Worshippers who thronged to "Together We Serve," the Sacramento celebration of full communion between The United Methodist Church and The Evangelical Lutheran Church of America, were treated to a rich experience involving inspired liturgical worship and virtuoso music that featured musicians and worship leaders from both denominations.
Special music by the Voices of Faith choir led up to the 7 p.m. service on Sunday, November 15, filling the 64-year old Sanctuary of Sacramento's First United Methodist Church with resonant tones. The choir, headed by Precious Craft, director of Music at Shattuck Avenue UMC in Oakland, also performed "Total Praise," a Gospel Acclamation, during the service.
Other music - from the combined choirs of FUMC and St. John's Lutheran Church, Sacramento; the St. John's Handbell Choir; FUMC Brass Quartet; violinist Dorothy Klischeweitz; cantor Jessica Reveles of St. John's; the Tongan Choir of the Tongan UM Fellowship in Sacramento; and organists from both FUMC and St. John's - also soared.

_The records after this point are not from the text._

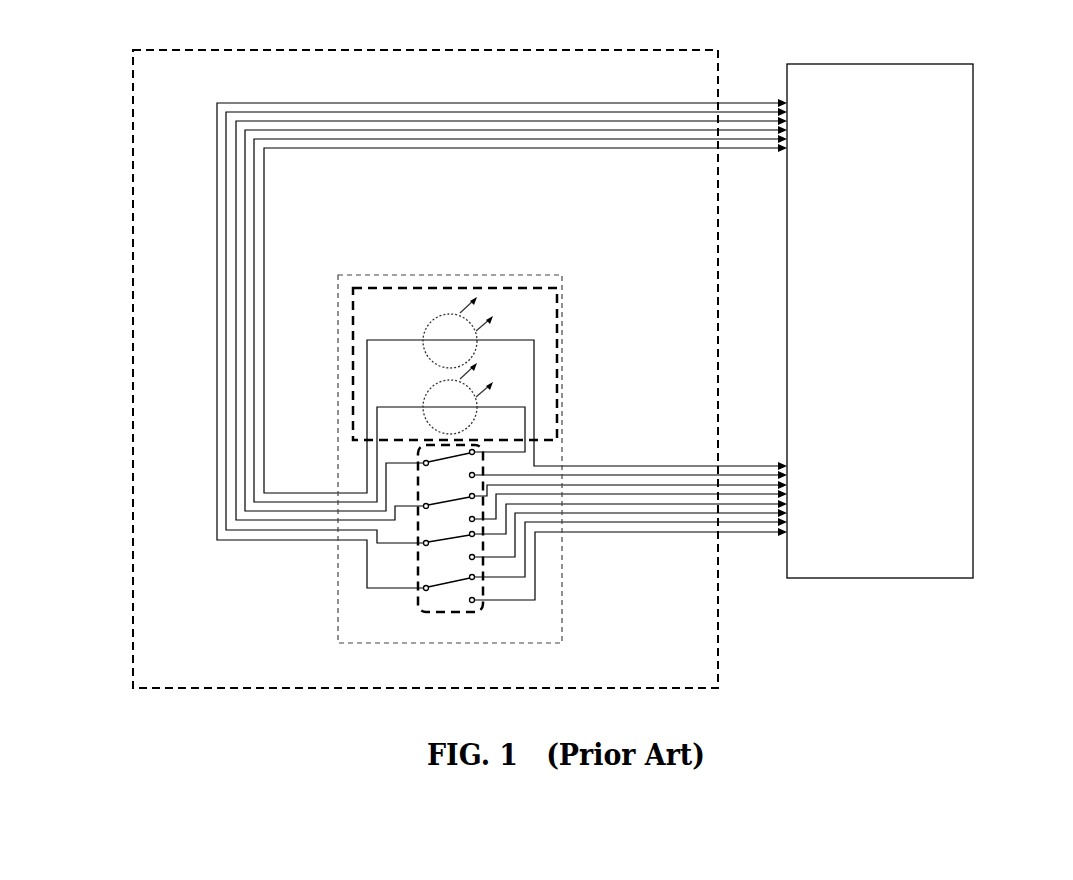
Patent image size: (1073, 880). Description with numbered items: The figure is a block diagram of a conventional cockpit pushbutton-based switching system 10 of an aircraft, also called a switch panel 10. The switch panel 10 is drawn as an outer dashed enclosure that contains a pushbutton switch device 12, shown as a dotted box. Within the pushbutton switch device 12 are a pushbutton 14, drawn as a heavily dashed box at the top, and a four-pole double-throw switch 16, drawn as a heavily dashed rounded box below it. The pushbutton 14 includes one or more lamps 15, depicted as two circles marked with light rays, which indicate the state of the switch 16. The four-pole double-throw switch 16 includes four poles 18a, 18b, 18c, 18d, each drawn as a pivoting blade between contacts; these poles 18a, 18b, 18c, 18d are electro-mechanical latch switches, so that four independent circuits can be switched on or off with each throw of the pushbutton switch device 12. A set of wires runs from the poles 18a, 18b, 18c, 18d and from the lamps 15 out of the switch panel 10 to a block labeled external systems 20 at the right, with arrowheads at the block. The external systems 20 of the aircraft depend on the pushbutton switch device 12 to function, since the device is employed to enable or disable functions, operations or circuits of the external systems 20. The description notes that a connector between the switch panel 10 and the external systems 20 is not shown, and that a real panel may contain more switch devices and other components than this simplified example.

The pushbutton-based switching system 10 is at (133, 93).
The pushbutton switch device 12 is at (534, 275).
The pushbutton 14 is at (510, 288).
The lamps 15 is at (443, 314).
The four-pole double-throw switch 16 is at (468, 615).
The pole 18a is at (443, 590).
The pole 18b is at (443, 545).
The pole 18c is at (442, 507).
The pole 18d is at (443, 458).
The external systems 20 is at (974, 88).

First UMC was established in Sacramento in 1849 and has been at its present site at 21st and "J" Streets since 1945. Its pastor, the Rev. Kathi McShane, told the congregation that since St. John's, now at 17th and "L" Streets, has been its neighbor for a long time (since 1867), it may seem odd "to make such a fuss of being neighborly." But she added that it is "an altogether different thing to be celebrating the full communion of two entire denominations." (Note: See related story, 'A Discussion on the Meaning of Full Communion' Video Now Available, to learn more about what full communion means.)

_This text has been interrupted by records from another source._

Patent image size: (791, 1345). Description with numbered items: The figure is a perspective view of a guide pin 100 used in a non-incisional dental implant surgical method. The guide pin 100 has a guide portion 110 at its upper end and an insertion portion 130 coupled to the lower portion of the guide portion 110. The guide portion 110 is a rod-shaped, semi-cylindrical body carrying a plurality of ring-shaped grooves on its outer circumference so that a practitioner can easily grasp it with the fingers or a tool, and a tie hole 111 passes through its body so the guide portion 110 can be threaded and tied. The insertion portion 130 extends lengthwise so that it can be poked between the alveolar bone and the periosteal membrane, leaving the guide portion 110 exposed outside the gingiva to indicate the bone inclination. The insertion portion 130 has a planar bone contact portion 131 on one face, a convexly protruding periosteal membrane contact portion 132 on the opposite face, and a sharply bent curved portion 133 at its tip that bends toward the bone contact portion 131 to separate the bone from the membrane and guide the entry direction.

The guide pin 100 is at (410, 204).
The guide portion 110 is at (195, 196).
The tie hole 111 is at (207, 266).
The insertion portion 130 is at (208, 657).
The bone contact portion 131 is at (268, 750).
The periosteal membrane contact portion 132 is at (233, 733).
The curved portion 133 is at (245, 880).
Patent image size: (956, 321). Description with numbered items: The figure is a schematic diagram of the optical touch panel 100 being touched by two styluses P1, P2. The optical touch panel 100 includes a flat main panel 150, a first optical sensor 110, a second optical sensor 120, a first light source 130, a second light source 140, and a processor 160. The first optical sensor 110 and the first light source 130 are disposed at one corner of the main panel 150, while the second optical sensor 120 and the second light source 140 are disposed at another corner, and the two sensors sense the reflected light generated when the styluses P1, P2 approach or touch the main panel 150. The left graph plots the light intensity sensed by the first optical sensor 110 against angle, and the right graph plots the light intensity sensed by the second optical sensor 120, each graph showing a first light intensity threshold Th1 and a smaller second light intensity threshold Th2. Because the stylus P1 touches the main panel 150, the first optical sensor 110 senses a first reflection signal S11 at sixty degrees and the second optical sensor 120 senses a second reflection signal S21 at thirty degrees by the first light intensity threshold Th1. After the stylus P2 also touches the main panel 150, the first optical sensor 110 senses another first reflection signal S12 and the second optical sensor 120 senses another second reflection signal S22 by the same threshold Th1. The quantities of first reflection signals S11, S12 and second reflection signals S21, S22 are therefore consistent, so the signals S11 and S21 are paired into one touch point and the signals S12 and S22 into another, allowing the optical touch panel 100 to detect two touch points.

The pastor of St. John's, Rev. Scot Sorensen, echoed her sentiments, saying the celebration was "to mark, officially, what has been going on unofficially in local areas around the country … for years." He said United Methodist and Lutheran congregations will continue to be partners in many shared mission and ministry projects.
After the processional, to the hymn, "Together We Serve," from which the service drew its title, Bishop Warner H. Brown, Jr., bishop of the San Francisco Episcopal Area and resident bishop of the California-Nevada Annual Conference, greeted the distinctly ecumenical congregation.
Bishop Mark W. Holmerud of the Sierra Pacific Synod of the ELCA delivered the sermon, saying he believes there indeed may be certain gifts and blessings which are unique to some denominations, and that, he said, "can be an important witness, as well."
"Some denominations have a way of talking about some way of following Christ that ends up being a gift, for those that follow Christ in another way. It's not a contest - it's an opportunity to add to, the total witness of the Christian community … to those that don't yet know Christ," he said.
The two bishops together administered the service of Thanksgiving and Communion.
Prayers were offered in Japanese (by the Rev. Motoe Yamada), Spanish (by the Rev. Angel Betancourt), Chinese (by the Rev. Ernest Kan), and English (by the Rev. Bobby Jones). An offering was taken to benefit Family Promise of Sacramento and the Faith and Homeless Families Initiative.
The service was planned by the Commission on Christian Unity and Interreligious Concerns of the UMC's Cal-Nevada Annual Conference, and the Commission on Ecumenical and Inter-Religious Affairs of the ELCA's Sierra Pacific Synod.